As part of my ongoing productivity plan, I thought it would be a good idea to take stock and look at how we are doing at the end of year two in the process:
Ditching the landline for Google Voice, throwing out the fax machine and losing the extra line in favour of MyFax, adjusting my mobile telephone plan and canceling cable tv after the old telly died brought some surprising numbers:
Per month savings:
- Landline $20
- Fax $10
- Mobile $30
- TV $70
Total: $130/month doesn’t sound much, but that’s $1,560 pa.
Additional annual savings continue since going paperless:
Office supplies over a year in a paper world were easily around $3,300+ but now only $300 are spent with the advent of cheap external disk drives and the iPad, plus no need to order those huge boxes of paper, ink cartridges etc giving a massive saving of $3,000.
In one year, that’s $1,560 + $3,000 = $4,560
Kicking the Starbucks habit!
It gets better though. We also dug the Italian Espresso machine out of storage and looked at coffee consumption:
- In the office, approximately 6 double espressos are made a day.
- At $2 a pop in the local Starbucks, that’s equivalent to $12/day, $74/week or $378/month.

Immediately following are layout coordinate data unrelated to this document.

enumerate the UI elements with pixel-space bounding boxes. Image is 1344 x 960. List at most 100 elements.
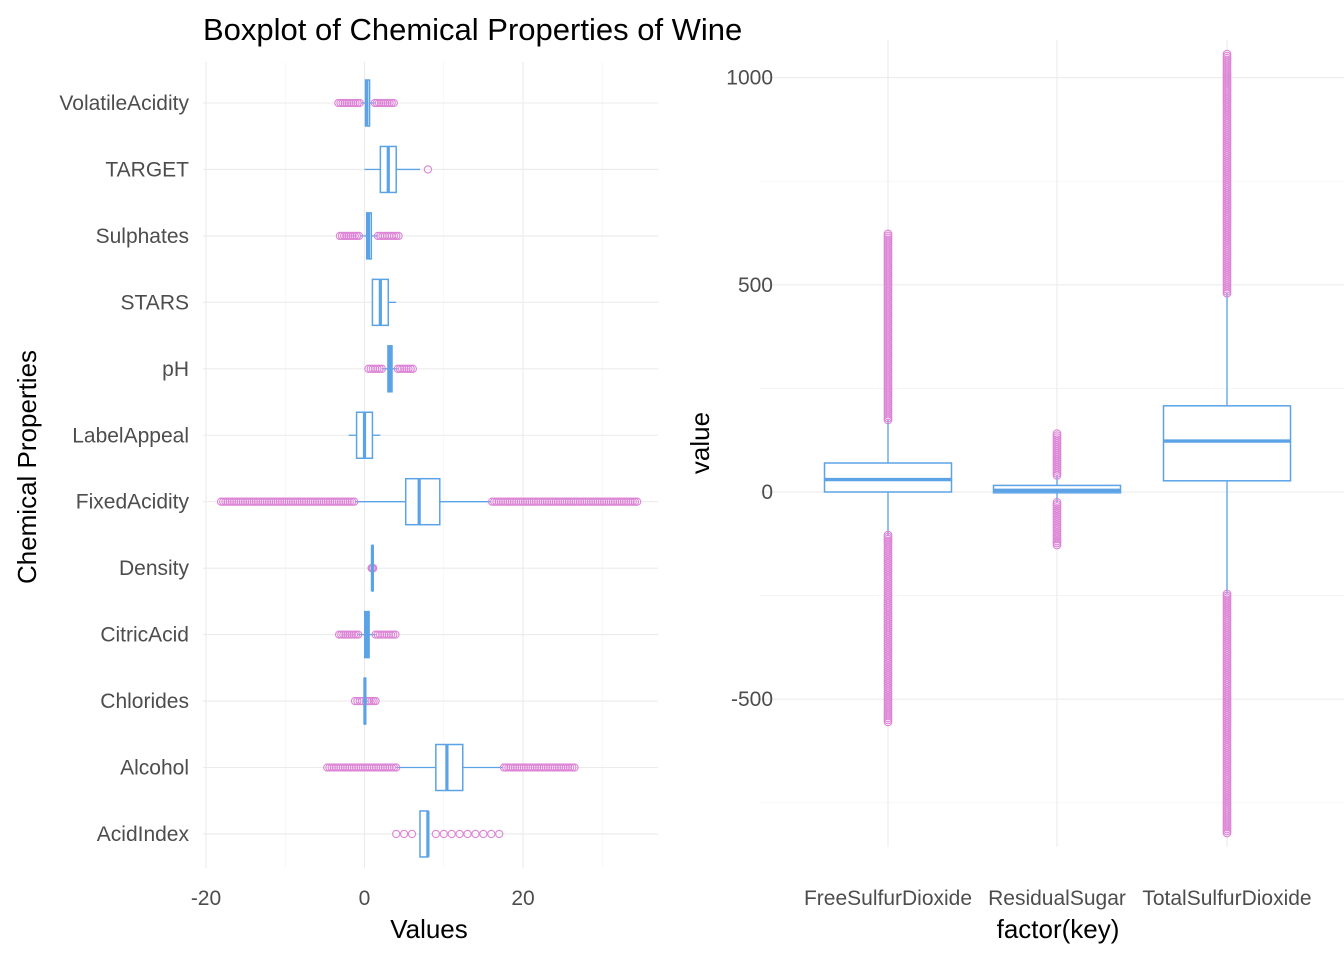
outlier-point — [392, 829, 401, 839]
outlier-point — [406, 364, 415, 373]
outlier-point — [439, 829, 448, 839]
outlier-point — [302, 497, 311, 506]
boxplot-target — [364, 145, 433, 194]
outlier-point — [593, 497, 602, 506]
outlier-point — [619, 497, 629, 506]
outlier-point — [487, 829, 496, 839]
outlier-point — [350, 231, 359, 241]
outlier-point — [613, 497, 622, 506]
outlier-point — [262, 497, 272, 506]
outlier-point — [347, 630, 356, 639]
outlier-point — [538, 497, 547, 506]
outlier-point — [597, 497, 607, 506]
outlier-point — [378, 630, 387, 639]
outlier-point — [1052, 498, 1062, 507]
outlier-point — [557, 763, 566, 772]
outlier-point — [506, 763, 515, 772]
outlier-point — [541, 763, 551, 772]
outlier-point — [573, 497, 582, 506]
outlier-point — [343, 630, 352, 639]
outlier-point — [330, 497, 339, 506]
outlier-point — [400, 364, 409, 373]
outlier-point — [383, 98, 392, 108]
outlier-point — [280, 497, 289, 506]
y-tick-label: 0 — [761, 481, 773, 504]
boxplot-chlorides — [350, 677, 380, 725]
outlier-point — [373, 364, 382, 373]
outlier-point — [304, 497, 313, 506]
outlier-point — [615, 497, 624, 506]
outlier-point — [397, 364, 407, 373]
outlier-point — [375, 630, 385, 639]
outlier-point — [630, 497, 640, 506]
outlier-point — [254, 497, 263, 506]
outlier-point — [379, 98, 388, 108]
outlier-point — [230, 497, 239, 506]
outlier-point — [568, 763, 577, 772]
outlier-point — [295, 497, 304, 506]
outlier-point — [370, 98, 379, 108]
outlier-point — [389, 231, 399, 241]
outlier-point — [286, 497, 296, 506]
outlier-point — [508, 763, 517, 772]
outlier-point — [591, 497, 600, 506]
outlier-point — [389, 630, 398, 639]
outlier-point — [348, 231, 357, 241]
outlier-point — [525, 497, 534, 506]
outlier-point — [1222, 589, 1232, 599]
outlier-point — [336, 497, 346, 506]
outlier-point — [319, 497, 328, 506]
outlier-point — [490, 497, 499, 506]
y-tick-label: LabelAppeal — [72, 424, 189, 447]
outlier-point — [349, 98, 358, 108]
outlier-point — [431, 829, 440, 839]
outlier-point — [243, 497, 252, 506]
left-boxplot-panel: -20 0 20 VolatileAcidity TARGET Sulphates STAR… — [12, 62, 658, 944]
y-tick-label: Alcohol — [120, 757, 189, 780]
outlier-point — [580, 497, 589, 506]
outlier-point — [308, 497, 317, 506]
outlier-point — [340, 231, 349, 241]
outlier-point — [392, 231, 401, 241]
outlier-point — [628, 497, 637, 506]
outlier-point — [340, 98, 349, 108]
outlier-point — [604, 497, 613, 506]
outlier-point — [545, 497, 554, 506]
boxplot-citricacid — [334, 610, 400, 659]
outlier-point — [455, 829, 464, 839]
outlier-point — [471, 829, 480, 839]
boxplot-totalsulfurdioxide — [1162, 49, 1292, 838]
outlier-point — [337, 630, 346, 639]
outlier-point — [542, 497, 552, 506]
outlier-point — [232, 497, 241, 506]
outlier-point — [351, 98, 360, 108]
outlier-point — [540, 497, 549, 506]
outlier-point — [1222, 49, 1232, 59]
outlier-point — [518, 497, 528, 506]
outlier-point — [323, 497, 333, 506]
outlier-point — [407, 829, 417, 839]
y-tick-label: Chlorides — [100, 690, 189, 713]
outlier-point — [389, 763, 399, 772]
outlier-point — [562, 497, 571, 506]
outlier-point — [547, 497, 556, 506]
outlier-point — [503, 497, 512, 506]
outlier-point — [532, 763, 542, 772]
x-tick-label: FreeSulfurDioxide — [804, 887, 972, 910]
outlier-point — [344, 98, 354, 108]
outlier-point — [501, 497, 510, 506]
outlier-point — [282, 497, 291, 506]
outlier-point — [317, 497, 326, 506]
outlier-point — [496, 497, 506, 506]
right-boxplot-panel: -500 0 500 1000 FreeSulfurDioxide ResidualSug… — [685, 40, 1344, 944]
outlier-point — [393, 364, 402, 373]
boxplot-labelappeal — [348, 411, 381, 459]
boxplot-alcohol — [323, 743, 579, 792]
outlier-point — [376, 98, 386, 108]
outlier-point — [602, 497, 611, 506]
outlier-point — [559, 763, 568, 772]
outlier-point — [553, 497, 563, 506]
outlier-point — [531, 497, 541, 506]
outlier-point — [520, 497, 530, 506]
outlier-point — [589, 497, 598, 506]
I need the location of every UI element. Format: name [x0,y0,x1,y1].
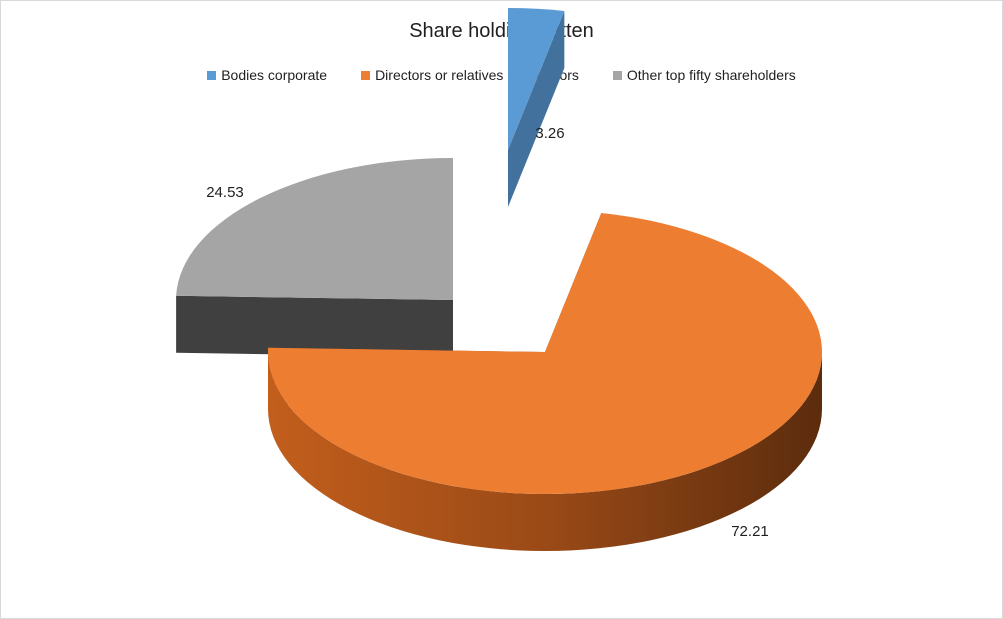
legend-item-bodies-corporate: Bodies corporate [207,67,327,83]
legend-swatch [207,70,217,80]
pie-slice-edge-wall [176,295,453,357]
legend-label: Bodies corporate [221,67,328,83]
pie-slice-1 [508,8,565,208]
data-label: 72.21 [731,523,769,540]
pie-slices [176,8,823,551]
pie-slice-2 [268,212,823,551]
legend-label: Other top fifty shareholders [626,67,796,83]
data-label: 24.53 [206,184,244,201]
pie-slice-3 [176,158,453,357]
data-labels: 3.26 72.21 24.53 [206,125,769,540]
pie-slice-edge-wall [508,10,565,208]
pie-slice-top [176,158,453,300]
pie-slice-top [508,8,565,150]
data-label: 3.26 [535,125,564,142]
legend-item-other-top-fifty: Other top fifty shareholders [612,67,796,83]
pie-slice-side [268,352,822,551]
legend-swatch [612,70,622,80]
pie-slice-top [268,212,823,494]
legend-swatch [361,70,371,80]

Even buying fresh roasted and ground coffee from the local importers at $9 a pound and 5 bags are needed a month, subtracting $45 from the above total still gives $333 savings a month or ~$4,000 a year. Wow, that’s an expensive habit.
Running total: $4,560 + $4,000 = $8,560 per annum saved.
Overall, in 3 years that starts to add up cumulatively in terms of improved margins right off the bottom line.
What’s next?
- Business cards – hardly use them anymore, and most clients prefer an emailed vcf card they can simply add to their address book.
- Moleskines and notebooks – am now getting through one a year rather than the 4 or 5 I used to scribble through thanks to the iPad and simple text files. Savings of around $80 annually.
- eBooks on the Kindle and iBooks are generally cheaper than hardback or paperback books. Lately, the ones I’ve purchased have easily been $5 less a pop. At one book a month, that’s at least another $60 saved.
What other value engineering techniques do you recommend for small businesses?